The news media and college athletes just can’t get their act together.
Early this month I began to write an article on USC’s golf team. It was filed on my timetable, with my mock NCAA tournament entries to be entered into the Sunday papers. But when it turned out I’d spent $2500 on Nike shoes for most of my players, not to mention being reimbursed for half the gear, I changed course and turned my attention to what college sports is really all about.
At the time, the top stories in the college sports world were men’s basketball’s “March Madness” finishing off the latest Final Four, and Nelly apologizing for a “Wank Anthem.”
But the real story today is that, according to U.S. News and World Report’s latest college rankings, USC still ranks as the number one college in the country in its best of America’s top 50 program ranking.
Princeton University is rated number two. The University of Texas and the University of Pennsylvania round out the top three. Yet the University of Massachusetts ranked number 50, while the University of Wisconsin-Madison ranked number 53. But they aren’t the worst schools, that’s for sure.
The NCAA isn’t doing a very good job of regulating college sports. Critics like myself say the punishment needs to be tougher when a team loses a basketball or football game due to cheating, letting athletes in other sports play in games for which they’re not eligible, or allowing athletes to gain academic credit.

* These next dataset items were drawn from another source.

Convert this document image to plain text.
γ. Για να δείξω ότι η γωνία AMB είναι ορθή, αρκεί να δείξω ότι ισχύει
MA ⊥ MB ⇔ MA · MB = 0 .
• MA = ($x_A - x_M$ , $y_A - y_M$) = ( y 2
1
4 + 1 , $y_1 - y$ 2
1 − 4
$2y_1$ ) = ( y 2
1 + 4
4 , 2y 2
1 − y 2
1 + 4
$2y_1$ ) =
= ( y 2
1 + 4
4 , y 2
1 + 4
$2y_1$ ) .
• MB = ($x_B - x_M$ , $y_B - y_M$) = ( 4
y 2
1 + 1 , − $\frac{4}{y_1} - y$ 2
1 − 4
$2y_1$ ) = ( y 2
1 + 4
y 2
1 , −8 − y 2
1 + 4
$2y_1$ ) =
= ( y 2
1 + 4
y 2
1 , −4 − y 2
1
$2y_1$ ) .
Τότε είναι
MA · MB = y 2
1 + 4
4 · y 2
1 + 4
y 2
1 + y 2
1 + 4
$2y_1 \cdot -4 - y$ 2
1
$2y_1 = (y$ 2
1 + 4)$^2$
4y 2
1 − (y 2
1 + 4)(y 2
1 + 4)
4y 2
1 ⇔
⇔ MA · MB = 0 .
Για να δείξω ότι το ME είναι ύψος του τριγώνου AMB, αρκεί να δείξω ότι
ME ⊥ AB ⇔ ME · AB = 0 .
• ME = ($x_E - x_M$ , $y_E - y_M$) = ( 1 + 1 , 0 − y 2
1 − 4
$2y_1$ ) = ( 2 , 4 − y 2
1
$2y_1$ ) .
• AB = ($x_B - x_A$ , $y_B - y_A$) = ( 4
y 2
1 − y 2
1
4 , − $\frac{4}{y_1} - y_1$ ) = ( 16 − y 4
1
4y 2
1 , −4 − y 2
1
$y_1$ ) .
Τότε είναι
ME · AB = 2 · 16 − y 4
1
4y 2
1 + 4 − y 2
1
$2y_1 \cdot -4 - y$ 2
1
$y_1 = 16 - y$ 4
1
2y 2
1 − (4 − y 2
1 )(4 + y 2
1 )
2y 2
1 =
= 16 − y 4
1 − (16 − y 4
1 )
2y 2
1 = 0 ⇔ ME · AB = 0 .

But alas, many believe these things are just negotiated and approved in practice, and anyone that doesn’t agree is probably just rooting for a rival.
Our schools expect the media to hammer the universities for breaking NCAA rules. Oh, and won’t even blink if a player is fired for cheating. However, when their school loses a big game to a rival, and the coach or athletic director is fired, you’re guaranteed a few crocodile tears from some college alum, and a mountain of criticism from the media.
The only other complaint I heard about Pac-12 commissioner Larry Scott getting hit with a lifetime ban from all NCAA events was after Nike lawyers threatened a frivolous lawsuit if the game results were announced. But that’s how you sue America, isn’t it?
While this article got the main story out there, the reality is the actions of America’s most prestigious universities fall far short of what the administrators are entitled to, as revealed by the most recent rankings. The media, coaches, student athletes and the NCAA are to blame.
Like most games in sports, most action and action by the media involved in the college sports bubble are no more than staging going on in a basketball or football game, where fans ask dumb questions and tease the players. In the crazed college culture of five square meals a day, who cares about newshounds, cable TV stars and internet memes?
The sports media is however an integral part of it all. In the ranks of the college sports world, the focus on the power players, like players, coaches and officials, isn’t evident. Yet they influence how college sports is run, and our system is far more an extension of their power than they realize.
In my own tennis world, I have some friends that play tennis on the sand courts at my estate. They’re committed to college, and as we grew up playing together, I’ve learned that they’ve given up some good experience. I’ve also come to learn that during the playing season they’ve given up some very important control of the game, in order to play on better courts that pay better money. And believe me, they are frustrated with the situation.
I also admire my friend after a game who scored 40 goals, including 3 overtime goals. The same game? Well, there is no endorsement deal, picture at home, his wife or child. As their favorite sports journalist was going on and on about how he thought they were the best and most deserving for a promotional deal, I smiled.
It’s hard not to smile when the athletes put on the performance of their lives, for all the wrong reasons. Yet watching them give their best effort while supporting the game they love is the true measure of an athlete and a college student.
— Bruce S. Howard is a Fox News contributor.